British businessman and restaurateur

Adam Kaye (born September 1968) is a British businessman and restaurateur, and the co-founder with his brother Samuel of the ASK Italian casual dining chain. He is an executive director with Everyman Cinemas.

==Early life==
Adam Kaye was born in September 1968, the son of businessman and restaurateur Phillip Kaye. He studied catering at a college in Westminster, London.
The family name was originally Kropifko.

==Career==
In 1993, Adam and Sam Kaye opened their first restaurant, a week after Sam finished at catering college. They bought the lease on a former Tootsies restaurant in Belsize Park, London, and converted it into a pizza pasta restaurant, inspired by Pizza Express. By 2002, they had 140 restaurants, 4,500 staff and turnover of £95 million.

In 2004, Adam and Sam Kaye sold their ASK Italian and Zizzi restaurants to Gondola Group, earning them almost £30 million. In 2006, the brothers launched the dim sum chain DimT.

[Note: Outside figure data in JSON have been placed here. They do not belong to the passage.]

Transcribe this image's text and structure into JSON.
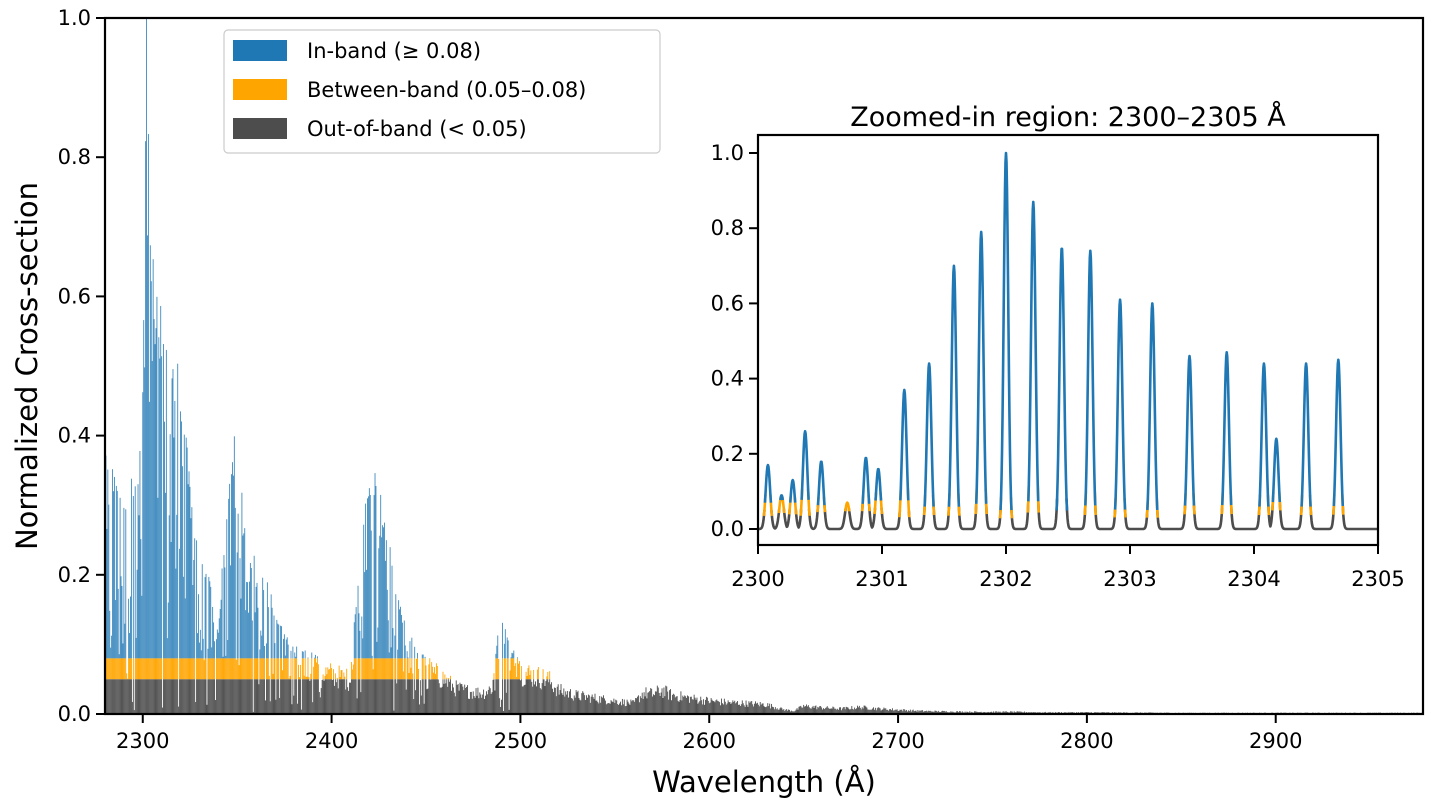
{
  "colors": {
    "in_band": "#1f77b4",
    "between_band": "#ffa500",
    "out_of_band": "#4d4d4d",
    "axis": "#000000",
    "background": "#ffffff"
  },
  "chart_data": [
    {
      "type": "bar",
      "title": "",
      "xlabel": "Wavelength (Å)",
      "ylabel": "Normalized Cross-section",
      "xlim": [
        2280,
        2978
      ],
      "ylim": [
        0.0,
        1.0
      ],
      "x_ticks": [
        2300,
        2400,
        2500,
        2600,
        2700,
        2800,
        2900
      ],
      "y_ticks": [
        0.0,
        0.2,
        0.4,
        0.6,
        0.8,
        1.0
      ],
      "x_tick_labels": [
        "2300",
        "2400",
        "2500",
        "2600",
        "2700",
        "2800",
        "2900"
      ],
      "y_tick_labels": [
        "0.0",
        "0.2",
        "0.4",
        "0.6",
        "0.8",
        "1.0"
      ],
      "legend_position": "top-left",
      "bands": {
        "out_of_band_max": 0.05,
        "between_band_max": 0.08
      },
      "series": [
        {
          "name": "In-band (≥ 0.08)",
          "color_key": "in_band",
          "range": "≥ 0.08"
        },
        {
          "name": "Between-band (0.05–0.08)",
          "color_key": "between_band",
          "range": "0.05–0.08"
        },
        {
          "name": "Out-of-band (< 0.05)",
          "color_key": "out_of_band",
          "range": "< 0.05"
        }
      ],
      "envelope": {
        "x": [
          2280,
          2282,
          2285,
          2290,
          2295,
          2298,
          2300,
          2302,
          2304,
          2306,
          2310,
          2315,
          2320,
          2325,
          2330,
          2335,
          2340,
          2345,
          2348,
          2350,
          2352,
          2355,
          2360,
          2365,
          2370,
          2375,
          2380,
          2385,
          2390,
          2395,
          2400,
          2405,
          2410,
          2415,
          2418,
          2420,
          2422,
          2425,
          2428,
          2430,
          2435,
          2440,
          2445,
          2450,
          2455,
          2460,
          2465,
          2470,
          2475,
          2480,
          2485,
          2488,
          2490,
          2492,
          2494,
          2496,
          2500,
          2505,
          2510,
          2515,
          2520,
          2530,
          2540,
          2550,
          2560,
          2565,
          2570,
          2575,
          2580,
          2590,
          2600,
          2610,
          2620,
          2630,
          2640,
          2645,
          2650,
          2660,
          2670,
          2680,
          2690,
          2700,
          2710,
          2720,
          2740,
          2760,
          2780,
          2800,
          2850,
          2900,
          2950,
          2978
        ],
        "peak": [
          0.38,
          0.35,
          0.37,
          0.33,
          0.36,
          0.38,
          0.48,
          1.0,
          0.72,
          0.64,
          0.58,
          0.54,
          0.5,
          0.34,
          0.24,
          0.2,
          0.12,
          0.35,
          0.4,
          0.45,
          0.33,
          0.26,
          0.22,
          0.2,
          0.16,
          0.12,
          0.1,
          0.1,
          0.09,
          0.08,
          0.075,
          0.07,
          0.065,
          0.24,
          0.32,
          0.37,
          0.39,
          0.33,
          0.3,
          0.26,
          0.17,
          0.12,
          0.1,
          0.085,
          0.075,
          0.066,
          0.05,
          0.045,
          0.042,
          0.04,
          0.05,
          0.12,
          0.16,
          0.13,
          0.11,
          0.1,
          0.08,
          0.075,
          0.07,
          0.065,
          0.045,
          0.035,
          0.03,
          0.025,
          0.02,
          0.04,
          0.038,
          0.045,
          0.036,
          0.03,
          0.025,
          0.022,
          0.02,
          0.018,
          0.008,
          0.006,
          0.015,
          0.012,
          0.01,
          0.013,
          0.01,
          0.008,
          0.006,
          0.005,
          0.004,
          0.004,
          0.003,
          0.003,
          0.002,
          0.002,
          0.002,
          0.002
        ]
      }
    },
    {
      "type": "line",
      "title": "Zoomed-in region: 2300–2305 Å",
      "xlabel": "",
      "ylabel": "",
      "xlim": [
        2300,
        2305
      ],
      "ylim": [
        0.0,
        1.0
      ],
      "x_ticks": [
        2300,
        2301,
        2302,
        2303,
        2304,
        2305
      ],
      "y_ticks": [
        0.0,
        0.2,
        0.4,
        0.6,
        0.8,
        1.0
      ],
      "x_tick_labels": [
        "2300",
        "2301",
        "2302",
        "2303",
        "2304",
        "2305"
      ],
      "y_tick_labels": [
        "0.0",
        "0.2",
        "0.4",
        "0.6",
        "0.8",
        "1.0"
      ],
      "peaks": {
        "x": [
          2300.08,
          2300.19,
          2300.28,
          2300.38,
          2300.51,
          2300.72,
          2300.87,
          2300.97,
          2301.18,
          2301.38,
          2301.58,
          2301.8,
          2302.0,
          2302.22,
          2302.45,
          2302.68,
          2302.92,
          2303.18,
          2303.48,
          2303.78,
          2304.08,
          2304.18,
          2304.42,
          2304.68
        ],
        "y": [
          0.17,
          0.09,
          0.13,
          0.26,
          0.18,
          0.07,
          0.19,
          0.16,
          0.37,
          0.44,
          0.7,
          0.79,
          1.0,
          0.87,
          0.75,
          0.74,
          0.61,
          0.6,
          0.46,
          0.47,
          0.44,
          0.24,
          0.44,
          0.45
        ]
      }
    }
  ]
}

Kaye was the founder of the pan-Asian Tasty chain.
He has been an executive director of Everyman Media Group since 2015. He is on the board of directors for restaurant chains Ground Round, Tasty, Prezzo, Relish, Villandry Foodstore and several property groups.

==Personal life==
Since 2002, Kaye has lived in a modern six-bedroom house on the edge of Hampstead Heath. In November 2015, Kaye was seeking to demolish the house and build a new one, citing "high living and maintenance costs" and an "inefficient choice of materials during the construction".